La cuisine se faisait dans une pièce avec une fenêtre en fer forgé qui donnait directement sur le paysage dunaire. Tout en surveillant la cuisson des aliments, j’ai sorti trois billes de ma poche, les ai calées dans le fer forgé de la fenêtre et attendu que quelque chose se passe. Là, il y a des personnes qui sont passées et qui se sont tout naturellement incrustées dans les 3 billes !”

 

Depuis, Thami s’amuse avec ses billes. Il essaye d’intervenir sur le paysage, ce qui correspond à une démarche résolument inscrite aux antipodes de la photographie réaliste ou documentaire.

La préférée de la série s’appelle Rime croisée car la bille transparente a la propriété d’inverser le monde que nous voyons. Du coup, dans cette image, nous avons de haut en bas, le ciel bleu, le jaune de la dune inscrit dans le haut de la bille, ensuite le bleu du ciel et enfin le sable jaune… ça fonctionne comme une rime croisée abab.

Elle a été faite dans le désert du Sud-Est marocain dans les dunes de l’erg Chebbi. Thami y va depuis seize ans, à dates fixes et sur les mêmes lieux pour exacerber le regard et observer dans la durée un sujet, un objet ou un fragment quelconque du monde sensible afin d’en donner une image qui représente la métaphore décantée de son essence.

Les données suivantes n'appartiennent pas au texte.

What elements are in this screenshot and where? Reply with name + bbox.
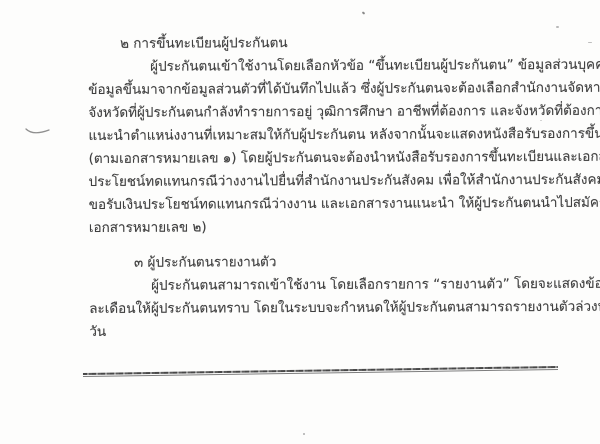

La photo a été prise loin de toute oasis et exactement à la limite qui sépare erg et reg (d’où la présence de ces petits rochers d’origine volcanique qui font office de support). Sa date de réalisation est située dans la dernière semaine de décembre. Vu la lumière abondante qui la baigne, elle a été prise le matin sur les coups de 9 heures.

Cette photo a été primée “meilleure photo paysage” au Salon national Photo du Maroc.

 


Thami Benkirane

Thami Benkirane est né un 21 décembre à Fès au Maroc. Après l’obtention du baccalauréat en 1973, il a poursuivi des études supérieures à l’université de Provence, à Aix-en-Provence. Son initiation à la photographie s’est faite dans le cadre du photo club de cette université (prise de vue, technique photo, laboratoire noir et blanc, etc.).

De retour au Maroc, nommé professeur à la faculté des lettres et des sciences humaines de Fès où il enseigne la phonétique, la phonologie et la photographie, Thami entame son premier travail photographique en 1984 sur le graffiti végétal. Cela donne lieu à un ensemble d'expositions au Maroc et à l'étranger.

Par ailleurs, il développe depuis une douzaine d'années un autre travail sur le désert qui s'apparente davantage au land art. Ses photographies procèdent de l'expérimentation et ne s'inscrivent nullement dans une démarche documentaire. Cela dit, il lui arrive – éclectisme oblige – de couvrir un sujet dans la pure tradition du reportage.